One of the reasons I love the Game Show Network's Black and White Overnight show is that I often find myself remembering moments from programs I haven't seen in over 35 years, and revisiting matters that puzzled my young brow. The other night, they ran an I've Got A Secret from 3/7/1966 on which a poem was read. In those prehistoric, pre-VCR days, you only got to hear many things once on television, and I recall liking the poem and wishing I had a copy of it. But I didn't, and there seemed to be no way to get one, so I wrote up my own clumsy, not-as-good recollection of it and performed it one day in class when called upon to recite.
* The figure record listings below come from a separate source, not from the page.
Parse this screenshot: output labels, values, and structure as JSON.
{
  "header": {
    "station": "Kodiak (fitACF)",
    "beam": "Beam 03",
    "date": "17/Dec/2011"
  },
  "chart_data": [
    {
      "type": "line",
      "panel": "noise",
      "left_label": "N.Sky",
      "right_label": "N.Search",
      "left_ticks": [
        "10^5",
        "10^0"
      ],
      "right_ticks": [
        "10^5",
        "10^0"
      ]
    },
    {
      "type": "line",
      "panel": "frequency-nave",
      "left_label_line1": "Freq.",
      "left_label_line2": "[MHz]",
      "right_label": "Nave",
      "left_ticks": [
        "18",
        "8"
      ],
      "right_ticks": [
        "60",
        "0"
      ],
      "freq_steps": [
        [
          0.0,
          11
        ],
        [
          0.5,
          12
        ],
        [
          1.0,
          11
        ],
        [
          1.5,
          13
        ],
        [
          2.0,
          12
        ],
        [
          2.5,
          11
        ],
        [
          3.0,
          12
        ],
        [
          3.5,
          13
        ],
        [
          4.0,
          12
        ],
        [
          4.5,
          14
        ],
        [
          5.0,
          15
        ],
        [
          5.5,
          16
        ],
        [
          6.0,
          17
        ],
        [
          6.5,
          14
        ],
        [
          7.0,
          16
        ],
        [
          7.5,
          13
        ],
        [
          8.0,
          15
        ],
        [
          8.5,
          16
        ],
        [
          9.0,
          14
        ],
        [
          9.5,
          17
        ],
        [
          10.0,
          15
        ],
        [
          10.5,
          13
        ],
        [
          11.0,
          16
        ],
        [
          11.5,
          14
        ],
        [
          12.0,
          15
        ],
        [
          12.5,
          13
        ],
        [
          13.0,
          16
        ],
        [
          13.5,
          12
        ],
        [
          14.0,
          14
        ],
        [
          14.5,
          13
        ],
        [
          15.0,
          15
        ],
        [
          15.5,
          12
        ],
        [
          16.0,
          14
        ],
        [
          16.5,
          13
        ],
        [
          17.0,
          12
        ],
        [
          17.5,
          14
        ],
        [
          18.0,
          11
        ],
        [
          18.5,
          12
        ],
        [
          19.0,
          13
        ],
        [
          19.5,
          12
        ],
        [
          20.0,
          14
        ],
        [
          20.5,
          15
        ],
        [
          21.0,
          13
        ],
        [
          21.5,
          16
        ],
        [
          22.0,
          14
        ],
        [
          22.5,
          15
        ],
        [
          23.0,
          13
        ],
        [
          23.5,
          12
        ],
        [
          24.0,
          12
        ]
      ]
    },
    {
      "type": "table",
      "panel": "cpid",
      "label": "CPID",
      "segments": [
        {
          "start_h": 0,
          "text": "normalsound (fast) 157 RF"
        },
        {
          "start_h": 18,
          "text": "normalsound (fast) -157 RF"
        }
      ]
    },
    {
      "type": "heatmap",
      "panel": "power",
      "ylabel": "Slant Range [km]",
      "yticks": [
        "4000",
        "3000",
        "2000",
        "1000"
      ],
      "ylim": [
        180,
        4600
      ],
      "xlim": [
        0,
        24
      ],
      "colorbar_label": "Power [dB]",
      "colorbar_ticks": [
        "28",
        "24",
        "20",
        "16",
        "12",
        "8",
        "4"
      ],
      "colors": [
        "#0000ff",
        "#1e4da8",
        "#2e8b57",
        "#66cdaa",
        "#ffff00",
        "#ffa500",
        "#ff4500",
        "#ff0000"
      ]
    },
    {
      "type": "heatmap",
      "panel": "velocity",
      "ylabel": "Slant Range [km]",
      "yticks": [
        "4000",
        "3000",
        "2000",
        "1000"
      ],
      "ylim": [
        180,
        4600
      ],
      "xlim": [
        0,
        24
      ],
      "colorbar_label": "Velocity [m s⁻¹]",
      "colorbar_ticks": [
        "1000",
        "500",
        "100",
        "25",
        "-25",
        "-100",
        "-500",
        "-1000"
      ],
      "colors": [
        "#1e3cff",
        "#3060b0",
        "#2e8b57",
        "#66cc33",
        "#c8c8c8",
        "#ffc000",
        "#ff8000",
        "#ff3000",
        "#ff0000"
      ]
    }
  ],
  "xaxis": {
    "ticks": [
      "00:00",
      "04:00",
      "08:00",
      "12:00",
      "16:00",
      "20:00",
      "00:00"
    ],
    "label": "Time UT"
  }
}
I no longer have a copy of my version but now, thanks to Game Show Network and TiVo, I was able to get it. A poet named Willits (or maybe Willets) Frost was its author and here is what he wrote…
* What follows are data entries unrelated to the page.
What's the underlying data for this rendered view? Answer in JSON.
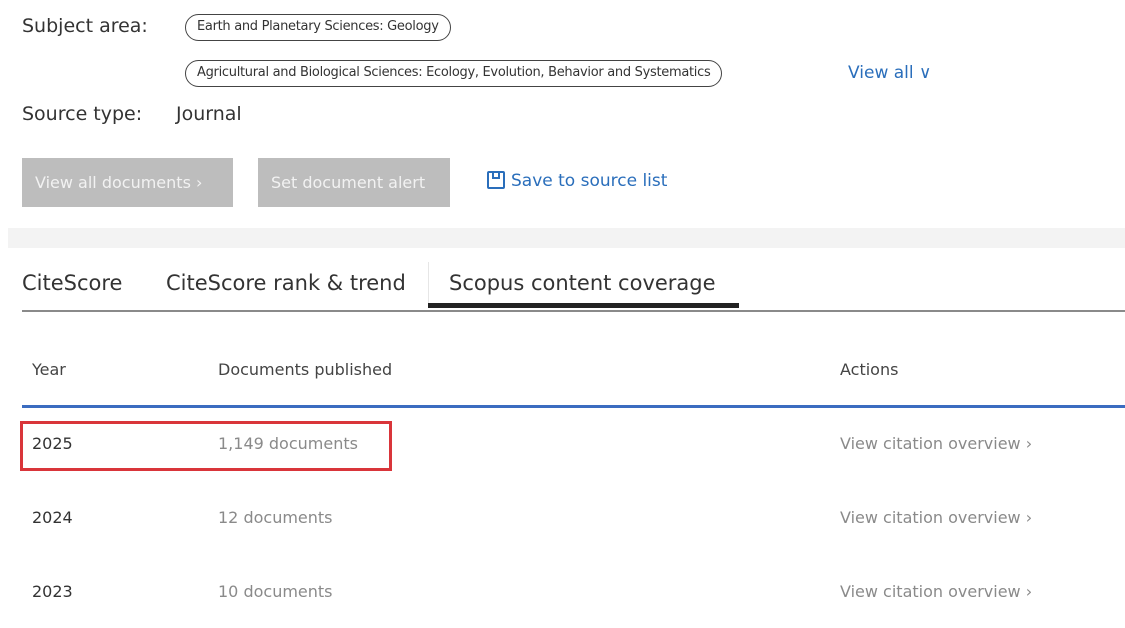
{
  "subject_area": {
    "label": "Subject area:",
    "tags": [
      "Earth and Planetary Sciences: Geology",
      "Agricultural and Biological Sciences: Ecology, Evolution, Behavior and Systematics"
    ],
    "view_all": "View all ∨"
  },
  "source_type": {
    "label": "Source type:",
    "value": "Journal"
  },
  "actions": {
    "view_all_documents": "View all documents ›",
    "set_alert": "Set document alert",
    "save": "Save to source list"
  },
  "tabs": [
    {
      "label": "CiteScore"
    },
    {
      "label": "CiteScore rank & trend"
    },
    {
      "label": "Scopus content coverage",
      "active": true
    }
  ],
  "table": {
    "headers": [
      "Year",
      "Documents published",
      "Actions"
    ],
    "rows": [
      {
        "year": "2025",
        "docs": "1,149 documents",
        "action": "View citation overview ›"
      },
      {
        "year": "2024",
        "docs": "12 documents",
        "action": "View citation overview ›"
      },
      {
        "year": "2023",
        "docs": "10 documents",
        "action": "View citation overview ›"
      }
    ]
  },
  "colors": {
    "link": "#2a6ebb",
    "highlight": "#d9353a",
    "table_rule": "#3b6cc0"
  }
}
That one should leave no stone unturned
Is something I quite early learned
But with so many stones around
I could not turn them all, I found
I spotted terns over the sea
One turned around and spotted me
For spotting the best suit I owned
I tried to leave no tern unstoned.
Not much to add, except that in watching these old game shows, I'm amazed at how much I remember. I can't recall what happened three nights ago on Leno or Letterman but somehow, I can remember moments from a 1966 game show. I don't know if that says more about the shows or about me or about the way TV impacts us when we're young. I'm guessing it's All of the Above.